3. (a) Hoe toonde Jezus, toen hij met zijn getrouwe discipelen in een bovenzaal in Jeruzalem was, dat hij wist wat hem te wachten stond? (b) Hoe gaf Jezus in zijn gebed te Gethsémane blijk van moed?

3 Slechts enkele uren hiervoor had Jezus in „een grote bovenzaal” in de stad Jeruzalem zijn elf getrouwe discipelen in iets nieuws ingeleid. Judas wist er zelfs in het geheel niets van. Hij was niet aanwezig toen Jezus ’een brood nam, dankte, het brak en het hun toereikte, zeggende: „Dit betekent mijn lichaam dat ten behoeve van u gegeven zal worden. Blijft dit ter mijner gedachtenis doen.” Op dezelfde wijze ook de beker, nadat zij het avondmaal hadden gebruikt, terwijl hij zei: „Deze beker betekent het nieuwe verbond krachtens mijn bloed, dat ten behoeve van u vergoten zal worden”’ (Luk. 22:19, 20, NW). Jezus wist dat hij moest sterven om de wil van zijn Vader ten uitvoer te brengen. In de hof van Gethsémane bad hij zo ernstig en vurig dat ’zijn zweet als bloeddruppels werd, die op de aarde vielen’. Hij bad: „Niet mijn wil, maar de uwe geschiede” (Luk. 22:42, 44). Er was moed voor nodig om dit te bidden.

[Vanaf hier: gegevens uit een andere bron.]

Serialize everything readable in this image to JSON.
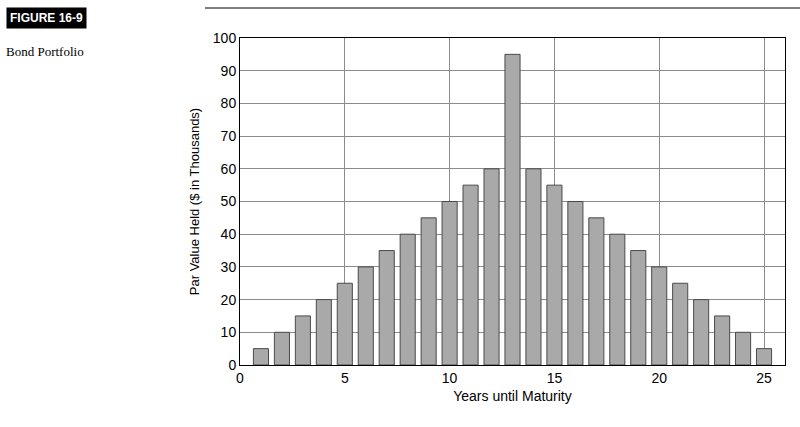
{
  "chart_data": {
    "type": "bar",
    "title": "FIGURE 16-9",
    "subtitle": "Bond Portfolio",
    "x_label": "Years until Maturity",
    "y_label": "Par Value Held ($ in Thousands)",
    "x": [
      1,
      2,
      3,
      4,
      5,
      6,
      7,
      8,
      9,
      10,
      11,
      12,
      13,
      14,
      15,
      16,
      17,
      18,
      19,
      20,
      21,
      22,
      23,
      24,
      25
    ],
    "values": [
      5,
      10,
      15,
      20,
      25,
      30,
      35,
      40,
      45,
      50,
      55,
      60,
      95,
      60,
      55,
      50,
      45,
      40,
      35,
      30,
      25,
      20,
      15,
      10,
      5
    ],
    "color": "#a9a9a9",
    "xlim": [
      0,
      26
    ],
    "xticks": [
      0,
      5,
      10,
      15,
      20,
      25
    ],
    "ylim": [
      0,
      100
    ],
    "yticks": [
      0,
      10,
      20,
      30,
      40,
      50,
      60,
      70,
      80,
      90,
      100
    ],
    "grid": true
  }
}
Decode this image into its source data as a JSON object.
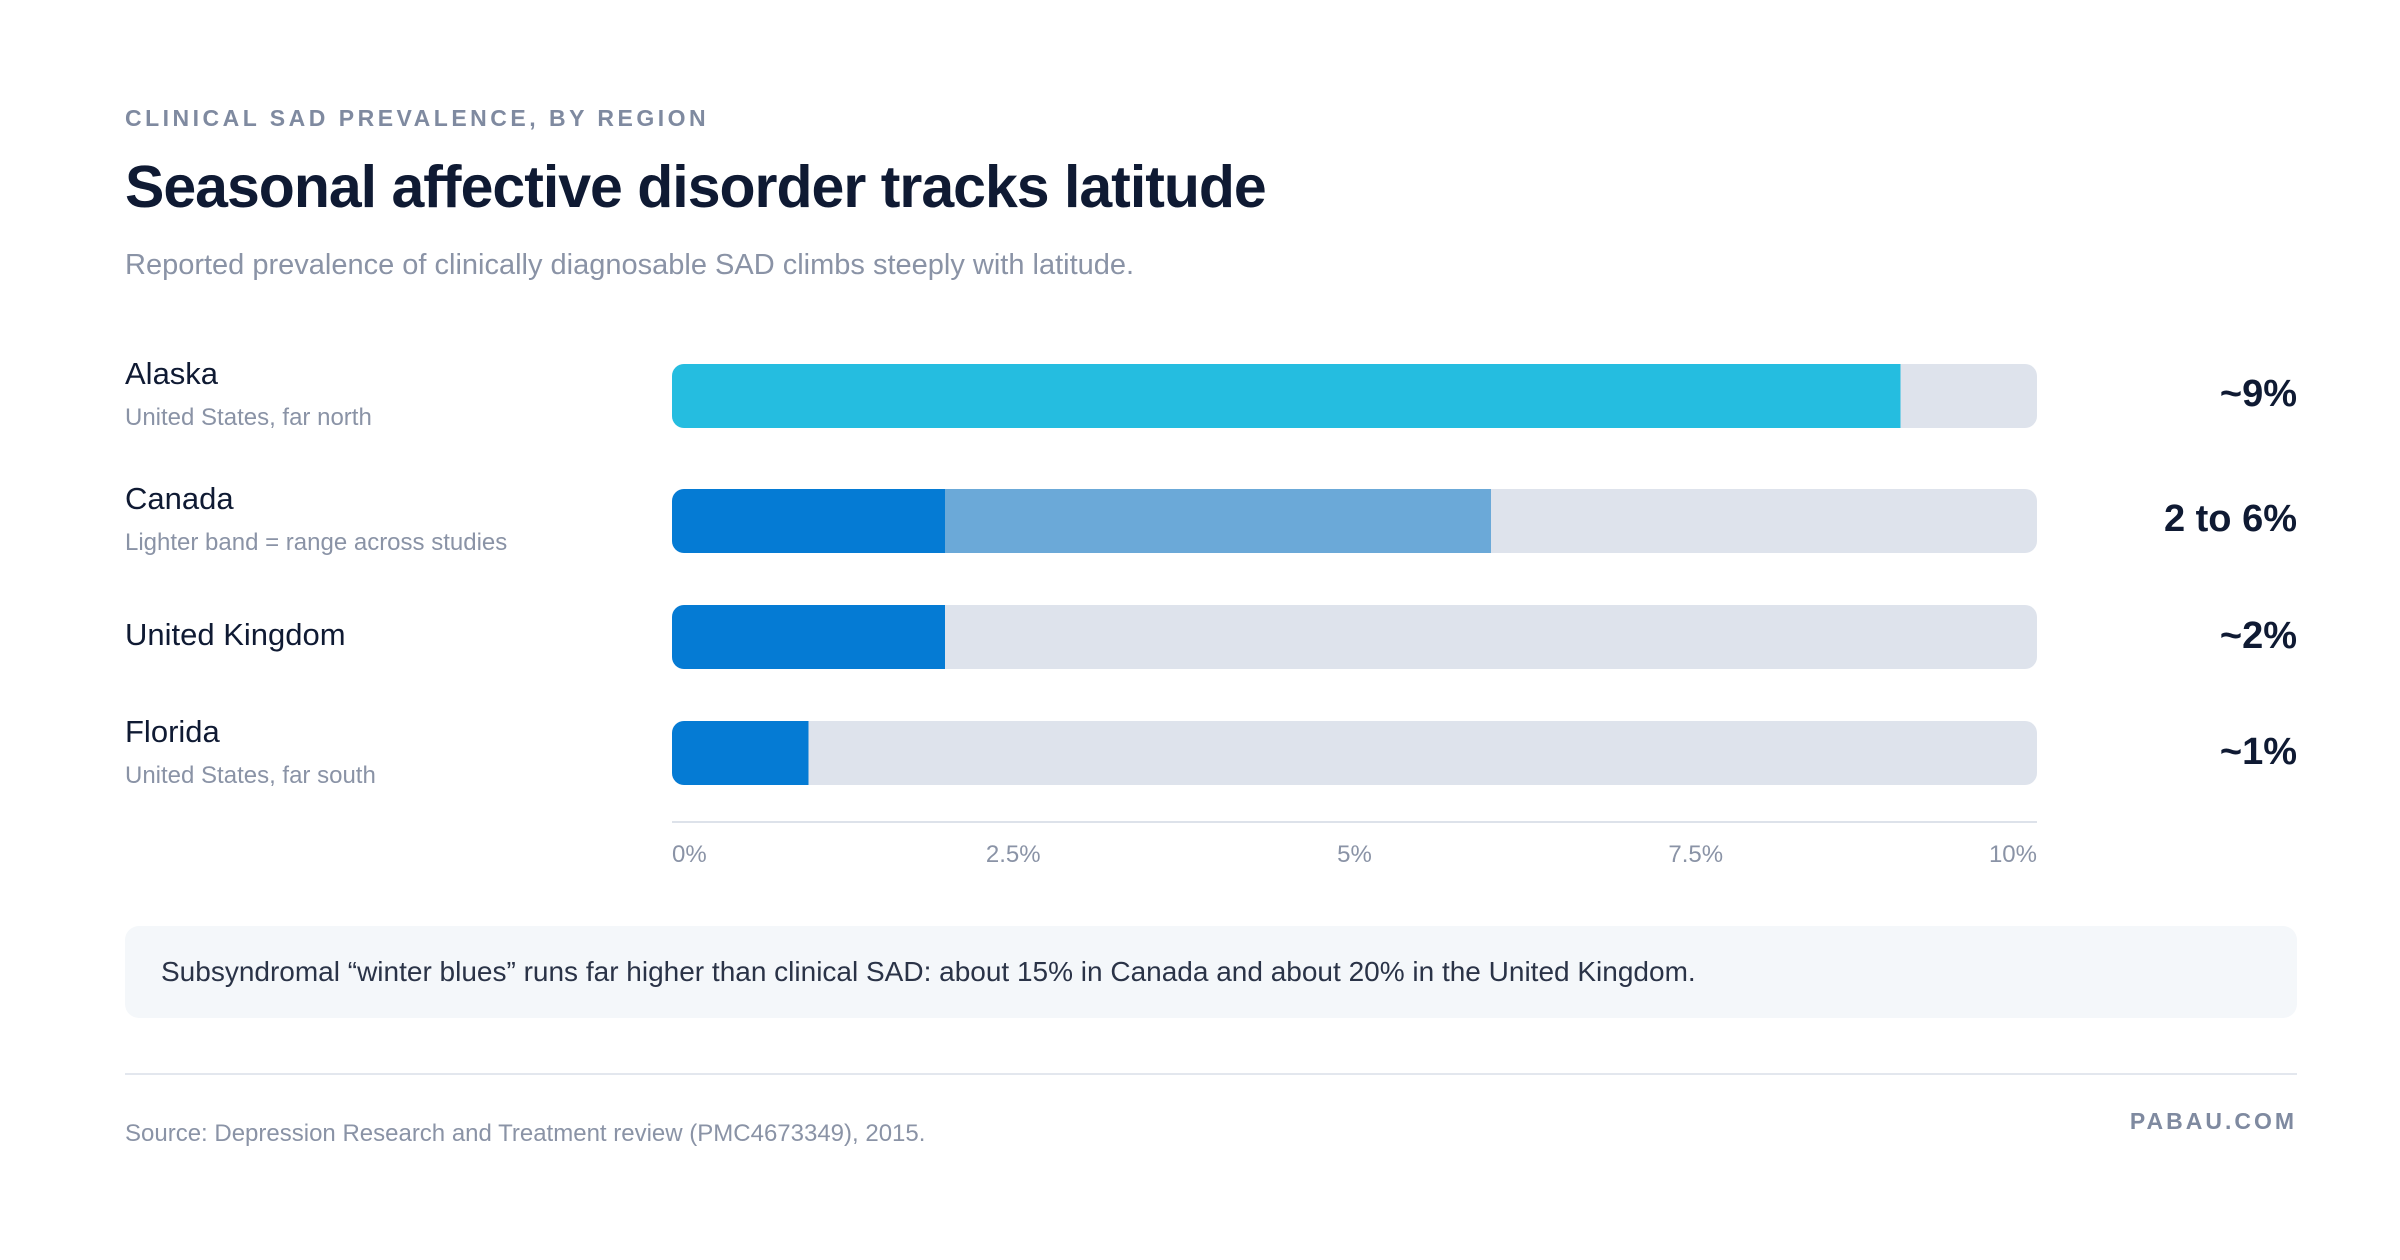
{
  "header": {
    "eyebrow": "CLINICAL SAD PREVALENCE, BY REGION",
    "title": "Seasonal affective disorder tracks latitude",
    "subtitle": "Reported prevalence of clinically diagnosable SAD climbs steeply with latitude."
  },
  "rows": [
    {
      "label": "Alaska",
      "sublabel": "United States, far north",
      "value_label": "~9%"
    },
    {
      "label": "Canada",
      "sublabel": "Lighter band = range across studies",
      "value_label": "2 to 6%"
    },
    {
      "label": "United Kingdom",
      "sublabel": "",
      "value_label": "~2%"
    },
    {
      "label": "Florida",
      "sublabel": "United States, far south",
      "value_label": "~1%"
    }
  ],
  "chart_data": {
    "type": "bar",
    "orientation": "horizontal",
    "categories": [
      "Alaska",
      "Canada",
      "United Kingdom",
      "Florida"
    ],
    "values": [
      9,
      2,
      2,
      1
    ],
    "ranges": [
      null,
      [
        2,
        6
      ],
      null,
      null
    ],
    "xlim": [
      0,
      10
    ],
    "xticks": [
      0,
      2.5,
      5,
      7.5,
      10
    ],
    "xtick_labels": [
      "0%",
      "2.5%",
      "5%",
      "7.5%",
      "10%"
    ],
    "grid": false,
    "legend": "none",
    "colors": {
      "highlight": "#25bde0",
      "bar": "#057bd4",
      "range_band": "#6ba9d8",
      "track": "#dee3ec",
      "axis": "#dde2ea"
    },
    "highlight_category": "Alaska"
  },
  "note": {
    "text": "Subsyndromal “winter blues” runs far higher than clinical SAD: about 15% in Canada and about 20% in the United Kingdom."
  },
  "footer": {
    "source": "Source: Depression Research and Treatment review (PMC4673349), 2015.",
    "brand": "PABAU.COM"
  }
}
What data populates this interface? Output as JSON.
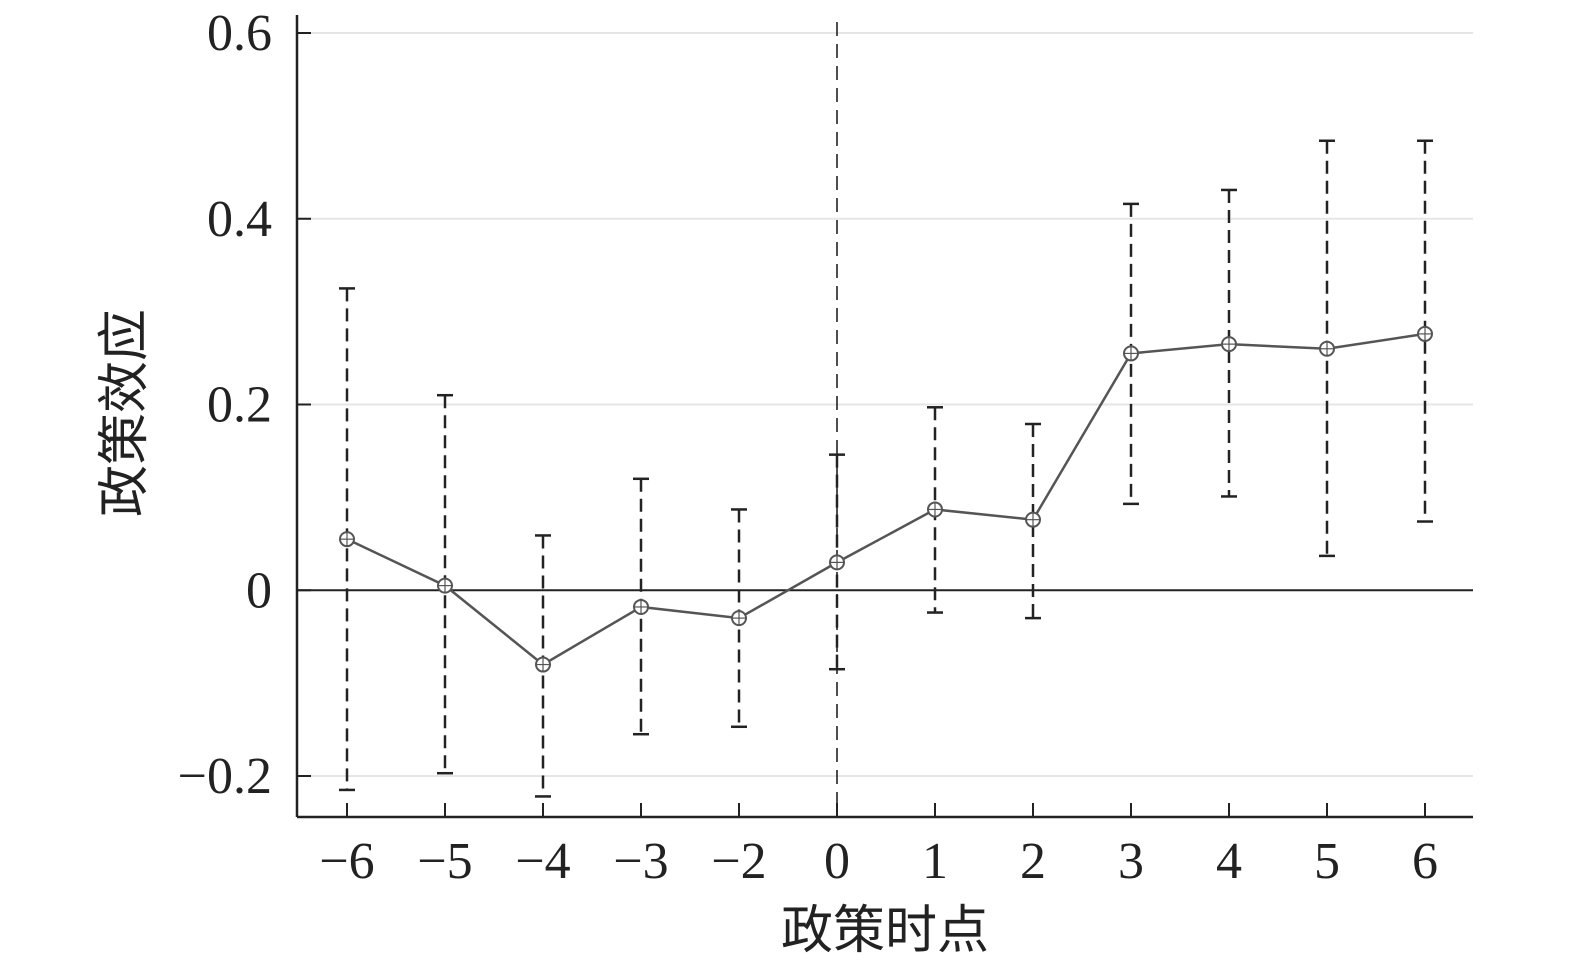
{
  "chart_data": {
    "type": "line",
    "title": "",
    "xlabel": "政策时点",
    "ylabel": "政策效应",
    "categories": [
      "−6",
      "−5",
      "−4",
      "−3",
      "−2",
      "0",
      "1",
      "2",
      "3",
      "4",
      "5",
      "6"
    ],
    "x": [
      -6,
      -5,
      -4,
      -3,
      -2,
      0,
      1,
      2,
      3,
      4,
      5,
      6
    ],
    "values": [
      0.055,
      0.005,
      -0.08,
      -0.018,
      -0.03,
      0.03,
      0.087,
      0.076,
      0.255,
      0.265,
      0.26,
      0.276
    ],
    "ci_lower": [
      -0.215,
      -0.197,
      -0.222,
      -0.155,
      -0.147,
      -0.085,
      -0.024,
      -0.03,
      0.093,
      0.101,
      0.037,
      0.074
    ],
    "ci_upper": [
      0.325,
      0.21,
      0.059,
      0.12,
      0.087,
      0.146,
      0.197,
      0.179,
      0.416,
      0.431,
      0.484,
      0.484
    ],
    "yticks": [
      -0.2,
      0,
      0.2,
      0.4,
      0.6
    ],
    "ytick_labels": [
      "−0.2",
      "0",
      "0.2",
      "0.4",
      "0.6"
    ],
    "ylim": [
      -0.245,
      0.62
    ],
    "grid": "horizontal",
    "reference_lines": {
      "horizontal_at": 0,
      "vertical_dashed_at": "0"
    },
    "colors": {
      "line": "#555555",
      "errorbar": "#222222",
      "axis": "#222222",
      "grid": "#e6e6e6"
    }
  }
}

4. Vergelijk Jezus’ moed met Petrus’ vertoon van dapperheid.

4 Toen Jezus Christus vol vertrouwen in Jehovah God, zijn Vader, in het volle licht van de maan, de brandende fakkels en de aangestoken lampen naar voren trad en deze mannen met hun wapens, zwaarden, knuppels en stangen onder de ogen kwam, bezat hij innerlijke kracht. Nadat hij zich ten opzichte van hen had geïdentificeerd, „deinsden zij terug en vielen ter aarde. Wederom dan stelde Hij hun de vraag: Wien zoekt gij? En zij zeiden: Jezus, den Nazoreeër. Jezus antwoordde: Ik zeide u, dat Ik het ben” (Joh. 18:4-8). Aangezien hij zijn hoop op Jehovah had gevestigd, kende hij geen vrees voor mensen! Hij was kalm maar moedig. De onstuimige Petrus zou echter een vertoon van tijdelijke dapperheid ten beste geven. De geschiedschrijver Markus vertelt ons dat de verrader Judas ’terstond op Hem toetrad en Rabbi zeide, en Hem [zeer teder, NW] kuste’. „En zij sloegen de handen aan Hem en grepen Hem. Een van de omstanders trok zijn zwaard en hij trof den slaaf van den hogepriester en sloeg hem het oor af” (Mark. 14:45-47). De slaaf heette Malchus. Jezus zei echter tot Petrus: „Steek het zwaard in de schede; den beker, dien de Vader Mij gegeven heeft, zou Ik dien niet drinken? De afdeling soldaten dan en de overste en de dienaars der Joden namen Jezus gevangen, boeiden Hem, en brachten Hem eerst voor Annas, want hij was de schoonvader van Kajafas, die dat jaar hogepriester was.” — Joh. 18:10-13.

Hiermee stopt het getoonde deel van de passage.